On Wednesday, Judge Furman granted a permanent injunction against an Executive Order imposing civil and criminal penalties on those who provide “services” to certain persons associated with the International Criminal Court (“ICC”). The plaintiffs, two law professors, had in the past submitted amicus briefs in support of the ICC, conducted trainings, and advised certain ICC individuals. Consistent with a 2020 decision from Judge Failla concerning a similar Executive Order (subsequently withdrawn in the Biden administration), Judge Furman determined that the new Order was “content-based” and therefore subject to strict scrutiny. As Judge Furman explained, “Plaintiffs are free to speak if their speech does not have the function or purpose of benefitting [the head of the ICC’s Office of the Prosecutor]; but they are subject to civil and criminal penalties if it does have that function or purpose.”

The Court found the government’s arguments to the contrary “unpersuasive”:

[The government’s] primary response is that the 2025 Order does not regulate protected speech.
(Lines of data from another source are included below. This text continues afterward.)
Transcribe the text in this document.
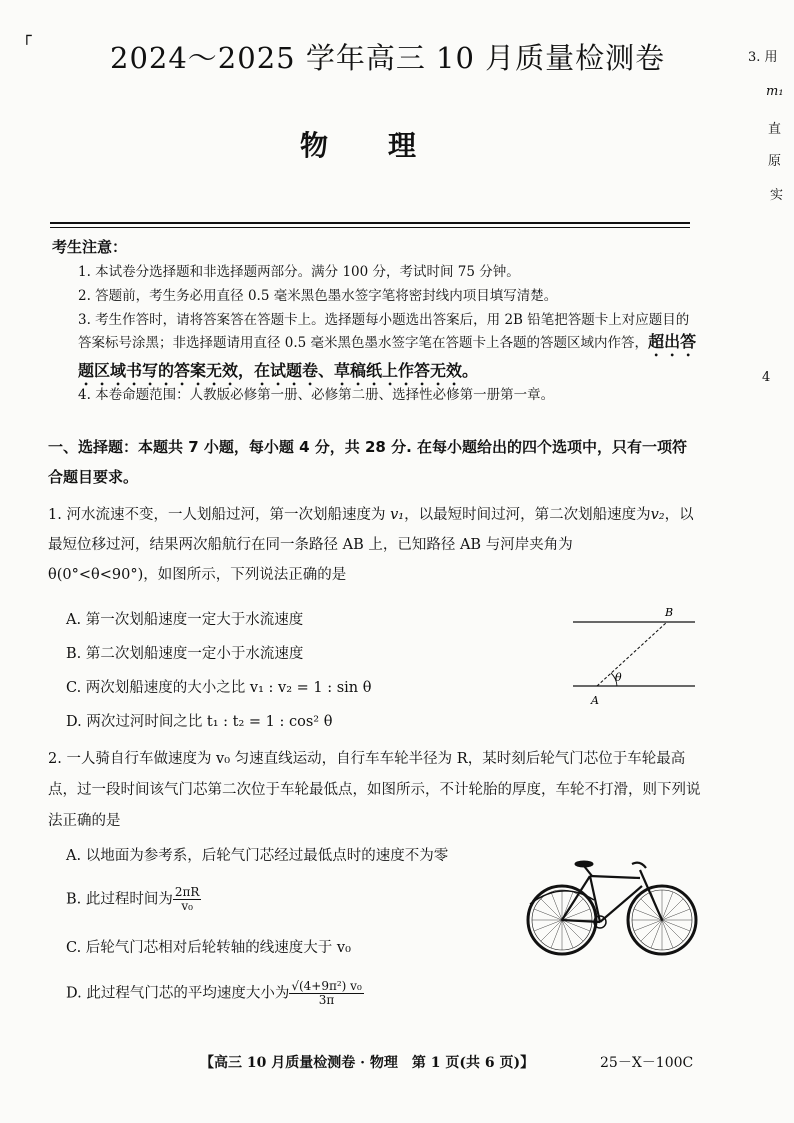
┌
2024～2025 学年高三 10 月质量检测卷
物理
3. 用
m₁
直
原
实
4
考生注意：
1. 本试卷分选择题和非选择题两部分。满分 100 分，考试时间 75 分钟。
2. 答题前，考生务必用直径 0.5 毫米黑色墨水签字笔将密封线内项目填写清楚。
3. 考生作答时，请将答案答在答题卡上。选择题每小题选出答案后，用 2B 铅笔把答题卡上对应题目的答案标号涂黑；非选择题请用直径 0.5 毫米黑色墨水签字笔在答题卡上各题的答题区域内作答，超出答题区域书写的答案无效，在试题卷、草稿纸上作答无效。
4. 本卷命题范围：人教版必修第一册、必修第二册、选择性必修第一册第一章。
一、选择题：本题共 7 小题，每小题 4 分，共 28 分. 在每小题给出的四个选项中，只有一项符合题目要求。
1. 河水流速不变，一人划船过河，第一次划船速度为 v₁，以最短时间过河，第二次划船速度为v₂，以最短位移过河，结果两次船航行在同一条路径 AB 上，已知路径 AB 与河岸夹角为
θ(0°<θ<90°)，如图所示，下列说法正确的是
A. 第一次划船速度一定大于水流速度
B. 第二次划船速度一定小于水流速度
C. 两次划船速度的大小之比 v₁ : v₂ = 1 : sin θ
D. 两次过河时间之比 t₁ : t₂ = 1 : cos² θ
θ
A
B
2. 一人骑自行车做速度为 v₀ 匀速直线运动，自行车车轮半径为 R，某时刻后轮气门芯位于车轮最高点，过一段时间该气门芯第二次位于车轮最低点，如图所示，不计轮胎的厚度，车轮不打滑，则下列说法正确的是
A. 以地面为参考系，后轮气门芯经过最低点时的速度不为零
B. 此过程时间为 $\frac{2\pi R}{\text{v₀}}$
C. 后轮气门芯相对后轮转轴的线速度大于 v₀
D. 此过程气门芯的平均速度大小为 $\frac{\text{√(4+9π²) v₀}}{3\pi}$
【高三 10 月质量检测卷 · 物理　第 1 页(共 6 页)】	25－X－100C
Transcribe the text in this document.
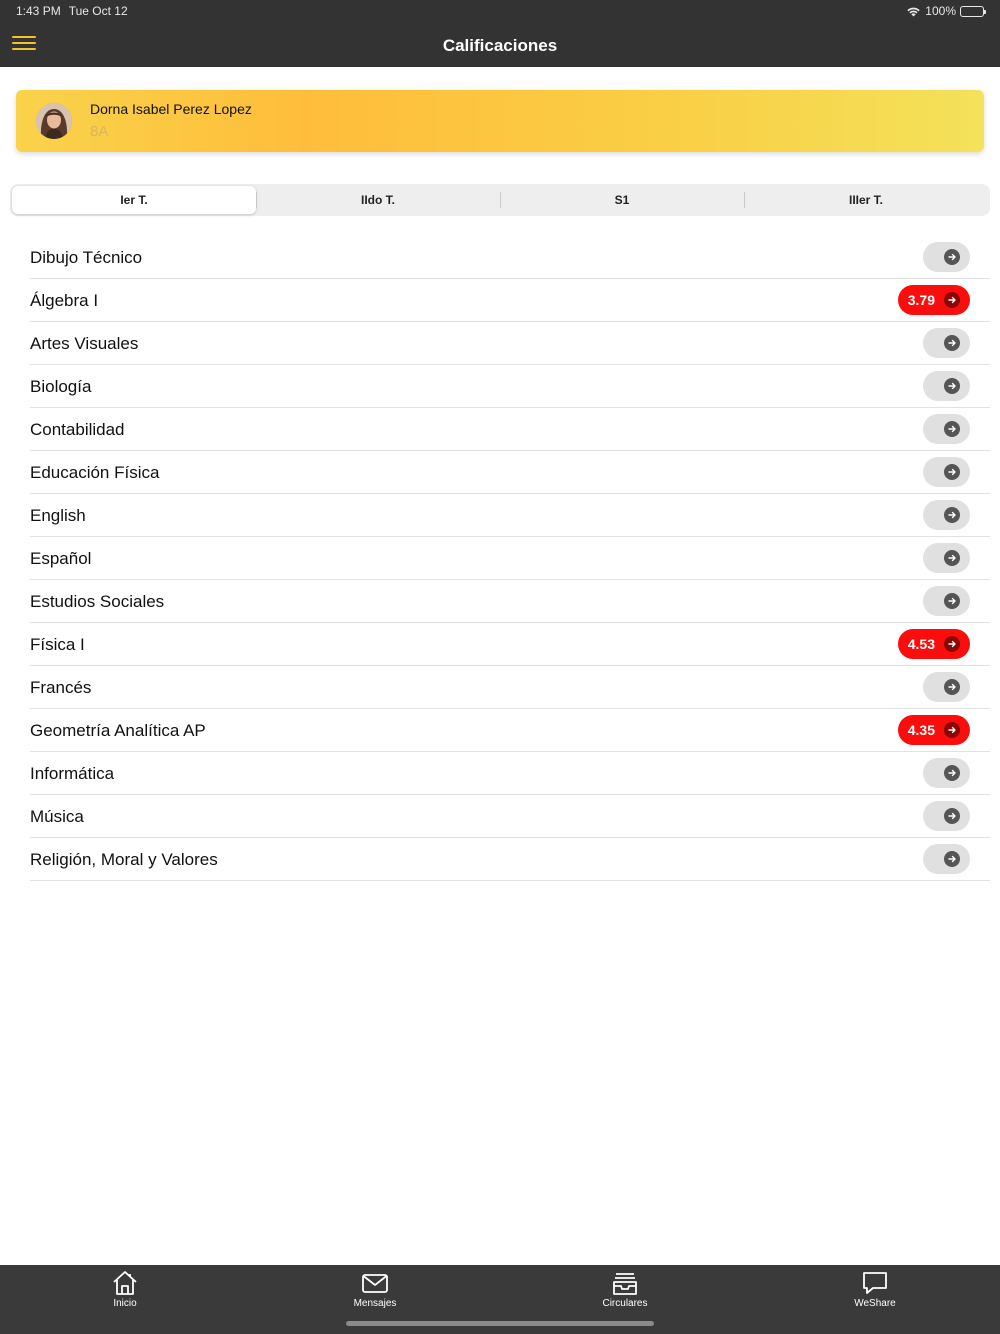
1:43 PM Tue Oct 12	100%
Calificaciones
Dorna Isabel Perez Lopez
8A
Ier T.	IIdo T.	S1	IIIer T.
Dibujo Técnico
Álgebra I	3.79
Artes Visuales
Biología
Contabilidad
Educación Física
English
Español
Estudios Sociales
Física I	4.53
Francés
Geometría Analítica AP	4.35
Informática
Música
Religión, Moral y Valores
Inicio	Mensajes	Circulares	WeShare
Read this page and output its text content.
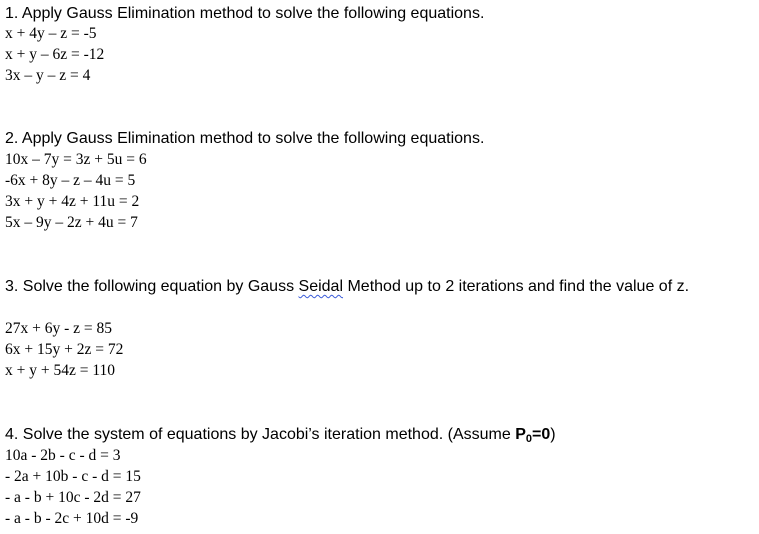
1. Apply Gauss Elimination method to solve the following equations.
x + 4y – z = -5
x + y – 6z = -12
3x – y – z = 4
2. Apply Gauss Elimination method to solve the following equations.
10x – 7y = 3z + 5u = 6
-6x + 8y – z – 4u = 5
3x + y + 4z + 11u = 2
5x – 9y – 2z + 4u = 7
3. Solve the following equation by Gauss Seidal Method up to 2 iterations and find the value of z.
27x + 6y - z = 85
6x + 15y + 2z = 72
x + y + 54z = 110
4. Solve the system of equations by Jacobi’s iteration method. (Assume $P_0=0$)
10a - 2b - c - d = 3
- 2a + 10b - c - d = 15
- a - b + 10c - 2d = 27
- a - b - 2c + 10d = -9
Its support for that statement? An excerpt from the OFAC website’s Frequently Asked Questions page stating that “OFAC does not sanction persons for their engagement in activities subject to U.S. constitutional
protection, such as protected speech . . . .” Plaintiffs’ First Amendment rights cannot be defeated by the Government’s professions of good will. Indeed, in United States v. Stevens, 559 U.S. 460, 480 (2010), the Government vigorously declared that it enforced the statute at issue narrowly so as not to sweep in any protected expression, but the Supreme Court was unmoved by its assurances. “The First Amendment,” the Court declared, “protects against the Government; it does not leave us at the mercy of noblesse oblige. We would not uphold an unconstitutional statute merely because the Government promised to use it responsibly.” Just so here.

Being content-based, the 2025 Order “is thus presumptively unconstitutional.” Examining the scope of the 2025 Order, the Court held that it could not overcome that presumption because it was not narrowly tailored so as to serve compelling state interests. The Court explained:

The Government’s national security argument does not withstand strict scrutiny because it is overinclusive. In the Government’s words, “[b]y sanctioning [the head of the Office of the Prosecutor], the Government is seeking to deter him from continuing to attempt to exercise jurisdiction over the personnel of the United States and its allies without consent.” But it is undisputed that Plaintiffs want to engage in speech that is unrelated to the Government’s interest in shielding protected persons from ICC prosecution. In fact, the terms of the Order seemingly bar Plaintiffs from providing speech-based services even in connection with ICC prosecutions that the United States purportedly supports. Plaintiffs cite, for example, speech-based services to assist the ICC’s investigative and prosecutorial work in Ukraine, the Democratic Republic of Congo, the Central African Republic, Sudan, Libya, and Mali — work that has previously enjoyed the support of the United States.